Ellen Bork complains about Ron Paul’s “bad record on China”: In 2008, Paul was the only member of the House of Representatives to vote against a resolution calling on Beijing to end its crackdown in Tibet, pursue a substantive dialogue with His Holiness the Dalai Lama, release political prisoners, and allow human rights monitors into […]

Ellen Bork complains about Ron Paul’s “bad record on China”:

In 2008, Paul was the only member of the House of Representatives to vote against a resolution calling on Beijing to end its crackdown in Tibet, pursue a substantive dialogue with His Holiness the Dalai Lama, release political prisoners, and allow human rights monitors into Tibet.

As I understand it, Rep. Paul regularly votes against any resolution that puts the U.S. Congress in the position of dictating how other governments should behave. He doesn’t think that Congress or the U.S. government as a whole has any business telling other states what they should be doing. Here is his statement opposing a resolution that condemned Iran for its post-election crackdown in 2009 (via Doherty):

I rise in reluctant opposition to H Res 560, which condemns the Iranian government for its recent actions during the unrest in that country.
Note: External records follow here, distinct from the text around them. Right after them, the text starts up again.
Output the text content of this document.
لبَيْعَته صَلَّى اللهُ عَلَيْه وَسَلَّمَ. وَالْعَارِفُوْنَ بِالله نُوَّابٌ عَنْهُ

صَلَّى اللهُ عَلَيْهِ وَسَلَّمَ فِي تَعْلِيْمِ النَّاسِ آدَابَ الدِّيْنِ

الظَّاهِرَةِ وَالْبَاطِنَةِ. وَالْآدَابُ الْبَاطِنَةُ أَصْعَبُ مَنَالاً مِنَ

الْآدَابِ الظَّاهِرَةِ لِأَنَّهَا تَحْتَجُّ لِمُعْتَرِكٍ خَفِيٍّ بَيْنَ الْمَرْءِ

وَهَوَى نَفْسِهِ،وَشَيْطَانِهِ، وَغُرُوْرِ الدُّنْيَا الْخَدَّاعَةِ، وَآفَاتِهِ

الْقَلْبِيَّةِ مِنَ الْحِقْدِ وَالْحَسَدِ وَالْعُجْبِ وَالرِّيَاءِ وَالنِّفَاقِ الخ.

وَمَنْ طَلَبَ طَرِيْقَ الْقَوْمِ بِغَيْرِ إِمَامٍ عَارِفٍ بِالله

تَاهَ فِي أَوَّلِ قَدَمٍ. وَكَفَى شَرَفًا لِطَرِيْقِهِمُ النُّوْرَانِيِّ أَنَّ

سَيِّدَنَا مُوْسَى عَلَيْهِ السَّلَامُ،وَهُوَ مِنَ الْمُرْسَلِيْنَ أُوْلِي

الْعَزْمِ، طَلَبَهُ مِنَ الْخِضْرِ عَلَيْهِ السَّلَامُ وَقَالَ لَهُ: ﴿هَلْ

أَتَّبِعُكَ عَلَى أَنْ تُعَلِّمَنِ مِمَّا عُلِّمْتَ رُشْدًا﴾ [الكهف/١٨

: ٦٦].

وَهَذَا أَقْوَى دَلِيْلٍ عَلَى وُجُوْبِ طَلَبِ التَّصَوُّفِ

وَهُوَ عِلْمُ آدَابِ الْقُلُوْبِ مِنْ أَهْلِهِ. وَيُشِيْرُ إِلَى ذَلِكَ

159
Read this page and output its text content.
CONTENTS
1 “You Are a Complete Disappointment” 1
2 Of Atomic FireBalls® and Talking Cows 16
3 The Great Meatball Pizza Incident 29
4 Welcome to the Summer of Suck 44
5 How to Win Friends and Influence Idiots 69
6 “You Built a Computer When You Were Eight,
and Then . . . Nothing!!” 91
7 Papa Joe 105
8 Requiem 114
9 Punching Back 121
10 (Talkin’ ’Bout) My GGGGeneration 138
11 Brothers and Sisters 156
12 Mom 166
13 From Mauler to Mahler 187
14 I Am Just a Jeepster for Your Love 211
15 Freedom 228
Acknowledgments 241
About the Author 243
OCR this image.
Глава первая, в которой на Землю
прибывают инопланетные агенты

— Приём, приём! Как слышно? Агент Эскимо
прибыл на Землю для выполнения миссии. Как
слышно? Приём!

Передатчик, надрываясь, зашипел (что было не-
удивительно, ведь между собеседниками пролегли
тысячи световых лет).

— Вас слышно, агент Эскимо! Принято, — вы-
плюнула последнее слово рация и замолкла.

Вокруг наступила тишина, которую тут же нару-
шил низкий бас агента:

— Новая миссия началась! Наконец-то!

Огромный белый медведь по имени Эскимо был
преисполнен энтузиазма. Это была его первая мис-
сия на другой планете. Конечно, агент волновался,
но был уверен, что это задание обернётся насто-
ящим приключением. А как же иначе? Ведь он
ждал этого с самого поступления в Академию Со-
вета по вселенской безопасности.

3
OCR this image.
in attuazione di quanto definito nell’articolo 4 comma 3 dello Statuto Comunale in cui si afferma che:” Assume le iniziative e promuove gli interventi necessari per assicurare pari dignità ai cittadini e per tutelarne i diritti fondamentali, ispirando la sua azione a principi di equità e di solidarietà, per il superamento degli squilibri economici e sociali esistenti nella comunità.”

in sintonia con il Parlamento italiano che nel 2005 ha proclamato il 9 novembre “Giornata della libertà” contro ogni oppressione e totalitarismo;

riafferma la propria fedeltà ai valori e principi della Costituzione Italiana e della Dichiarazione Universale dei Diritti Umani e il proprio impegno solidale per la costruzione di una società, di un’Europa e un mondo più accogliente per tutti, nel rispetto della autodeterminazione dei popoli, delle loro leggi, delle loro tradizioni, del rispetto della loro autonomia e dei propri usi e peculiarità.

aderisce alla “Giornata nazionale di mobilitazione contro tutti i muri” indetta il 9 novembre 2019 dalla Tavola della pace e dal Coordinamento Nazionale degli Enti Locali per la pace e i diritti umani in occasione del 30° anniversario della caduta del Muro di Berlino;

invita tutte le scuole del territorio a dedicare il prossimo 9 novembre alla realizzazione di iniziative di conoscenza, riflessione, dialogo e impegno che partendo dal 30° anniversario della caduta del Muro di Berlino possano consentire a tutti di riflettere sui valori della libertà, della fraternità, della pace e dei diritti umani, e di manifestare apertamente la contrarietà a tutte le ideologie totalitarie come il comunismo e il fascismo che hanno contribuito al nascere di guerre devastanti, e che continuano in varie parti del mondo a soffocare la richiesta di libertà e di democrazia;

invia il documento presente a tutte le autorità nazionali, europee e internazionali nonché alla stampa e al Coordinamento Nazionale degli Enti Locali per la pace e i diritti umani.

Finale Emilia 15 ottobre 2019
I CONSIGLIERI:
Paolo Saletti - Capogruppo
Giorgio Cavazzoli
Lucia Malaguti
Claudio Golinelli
While I never condone violence, much less the violence that governments are only too willing to mete out to their own citizens, I am always very cautious about “condemning” the actions of governments overseas. As an elected member of the United States House of Representatives, I have always questioned our constitutional authority to sit in judgment of the actions of foreign governments of which we are not representatives [bold mine-DL]…..I have admired President Obama’s cautious approach to the situation in Iran and I would have preferred that we in the House had acted similarly.

I adhere to the foreign policy of our Founders, who advised that we not interfere in the internal affairs of countries overseas. I believe that is the best policy for the United States, for our national security and for our prosperity. I urge my colleagues to reject this and all similar meddling resolutions.

I suppose one could object that symbolic resolutions that have no effect on policy do not represent “meddling” in the affairs of other states, but supporters of these resolutions must believe that they are some form of meddling. They wouldn’t bother to vote for them otherwise. It also can’t be stressed enough that these resolutions do nothing to help the dissidents in question, and the one thing they might achieve in the real world is that they provide the regimes that persecute them with another excuse to tar dissidents as disloyal or as agents of a foreign power. To the extent that these resolutions sour U.S. relations with other states or encourage antagonistic policies toward them, they are even less desirable.